Depois do campeonato, dois outros eventos também poderiam prejudicar a mobilização, como a aplicação da segunda dose da vacina contra HPV em adolescentes, que exige atenção das equipes de saúde, e as eleições presidenciais marcadas para outubro.
Por outro lado, o campeonato mundial de futebol, com a vinda de pessoas de países onde o vírus circula, aumenta os riscos de transmissão do vírus da pólio. Daí o alerta para que os pais façam a vacinação de seus filhos nos postos de saúde, seguindo o calendário da criança.

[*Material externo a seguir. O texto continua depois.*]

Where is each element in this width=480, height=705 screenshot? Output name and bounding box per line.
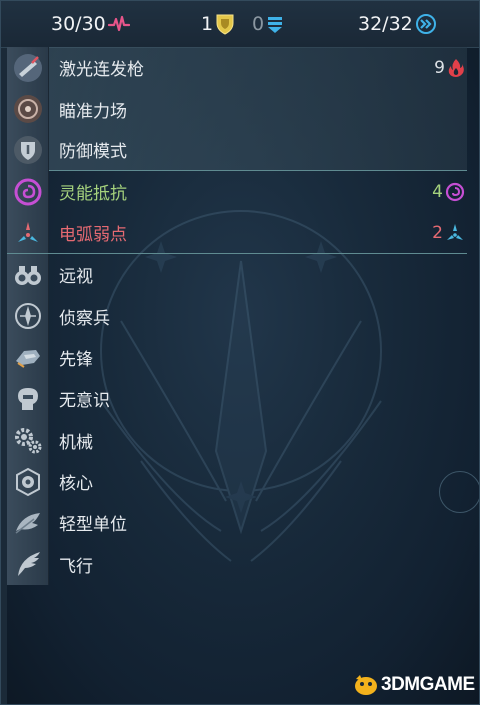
trait-label: 侦察兵 — [59, 308, 110, 329]
trait-label: 轻型单位 — [59, 515, 127, 536]
heartbeat-icon — [107, 15, 130, 32]
trait-row-psionic-resistance[interactable]: 灵能抵抗 4 — [7, 171, 467, 213]
trait-label: 核心 — [59, 474, 93, 495]
energy-shield-icon — [268, 17, 283, 33]
trait-label: 激光连发枪 — [59, 60, 144, 81]
trait-row-flying[interactable]: 飞行 — [7, 543, 467, 586]
trait-label: 无意识 — [59, 391, 110, 412]
trait-icon-cell — [7, 460, 49, 503]
shield-value: 0 — [252, 13, 265, 35]
trait-label: 机械 — [59, 432, 93, 453]
trait-row-far-sight[interactable]: 远视 — [7, 253, 467, 296]
armor-shield-icon — [216, 14, 234, 35]
trait-label: 电弧弱点 — [59, 225, 127, 246]
defense-mode-icon — [13, 135, 42, 164]
arc-icon — [17, 221, 38, 242]
psionic-icon — [14, 178, 41, 206]
mindless-icon — [17, 387, 38, 410]
trait-icon-cell — [7, 171, 49, 213]
movement-icon — [415, 14, 436, 34]
trait-row-mindless[interactable]: 无意识 — [7, 378, 467, 420]
unit-traits-panel: 30/30 1 0 32/32 激光连发枪 9 瞄准力场 防御模式 灵能抵抗 4… — [0, 0, 480, 705]
watermark-logo-icon — [355, 675, 377, 695]
stats-header: 30/30 1 0 32/32 — [1, 1, 479, 48]
trait-row-core[interactable]: 核心 — [7, 460, 467, 503]
arc-weakness-icon — [447, 223, 463, 240]
armor-stat: 1 — [201, 11, 235, 37]
fire-icon — [448, 58, 464, 77]
trait-icon-cell — [7, 502, 49, 544]
movement-value: 32/32 — [358, 13, 413, 35]
trait-icon-cell — [7, 336, 49, 379]
trait-icon-cell — [7, 419, 49, 461]
armor-value: 1 — [201, 13, 214, 35]
trait-icon-cell — [7, 47, 49, 89]
laser-gun-icon — [13, 53, 42, 82]
shield-stat: 0 — [252, 11, 284, 37]
psionic-swirl-icon — [445, 182, 465, 201]
watermark: 3DMGAME — [353, 673, 475, 697]
watermark-text: 3DMGAME — [381, 674, 475, 695]
trait-list: 激光连发枪 9 瞄准力场 防御模式 灵能抵抗 4 电弧弱点 2 远视 侦察兵 先… — [7, 47, 467, 586]
trait-icon-cell — [7, 212, 49, 254]
gears-icon — [14, 428, 41, 454]
core-icon — [15, 467, 40, 496]
trait-row-laser[interactable]: 激光连发枪 9 — [7, 47, 467, 89]
scout-icon — [14, 303, 41, 330]
trait-icon-cell — [7, 543, 49, 586]
count-value: 2 — [432, 222, 443, 243]
trait-label: 防御模式 — [59, 142, 127, 163]
feather-icon — [15, 512, 40, 534]
trait-count: 4 — [432, 182, 465, 202]
trait-icon-cell — [7, 295, 49, 337]
trait-row-arc-weakness[interactable]: 电弧弱点 2 — [7, 212, 467, 254]
trait-label: 灵能抵抗 — [59, 184, 127, 205]
count-value: 4 — [432, 181, 443, 202]
trait-count: 2 — [432, 223, 465, 243]
trait-label: 飞行 — [59, 556, 93, 577]
trait-icon-cell — [7, 378, 49, 420]
trait-label: 先锋 — [59, 349, 93, 370]
targeting-field-icon — [13, 95, 42, 124]
movement-stat: 32/32 — [358, 11, 437, 37]
trait-icon-cell — [7, 129, 49, 171]
trait-count: 9 — [434, 58, 465, 78]
trait-label: 远视 — [59, 267, 93, 288]
trait-row-vanguard[interactable]: 先锋 — [7, 336, 467, 379]
trait-row-targeting-field[interactable]: 瞄准力场 — [7, 88, 467, 130]
trait-row-scout[interactable]: 侦察兵 — [7, 295, 467, 337]
trait-row-mechanical[interactable]: 机械 — [7, 419, 467, 461]
trait-icon-cell — [7, 253, 49, 296]
hitpoints-value: 30/30 — [51, 13, 106, 35]
trait-row-defense-mode[interactable]: 防御模式 — [7, 129, 467, 172]
vanguard-icon — [15, 350, 40, 369]
count-value: 9 — [434, 57, 445, 78]
trait-row-light-unit[interactable]: 轻型单位 — [7, 502, 467, 544]
hitpoints-stat: 30/30 — [51, 11, 130, 37]
wing-icon — [17, 552, 40, 577]
binoculars-icon — [14, 265, 41, 285]
trait-label: 瞄准力场 — [59, 101, 127, 122]
trait-icon-cell — [7, 88, 49, 130]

Em seis meses, a doença presente só em três países, alcançou mais sete, fenômeno auxiliado pela guerra civil na Síria, em razão do deslocamento dos que fogem do conflito. Há casos nesse País, no Afeganistão, Paquistão, Camarões, Guiné Equatorial, Etiópia, Iraque, Israel, Nigéria e Somália.
O esquema contra paralisia, no Brasil, mudou desde o ano passado, com a inclusão da vacina injetável com vírus inativado. Ela é aplicada aos dois e quatro meses de vida. Aos seis e aos 15 meses, os reforços são com as tradicionais gotinhas (vírus vivo atenuado). Aos quatro anos, um novo reforço deve ser tomado.
A paralisia pode deixar sequela grave, como a deficiência física.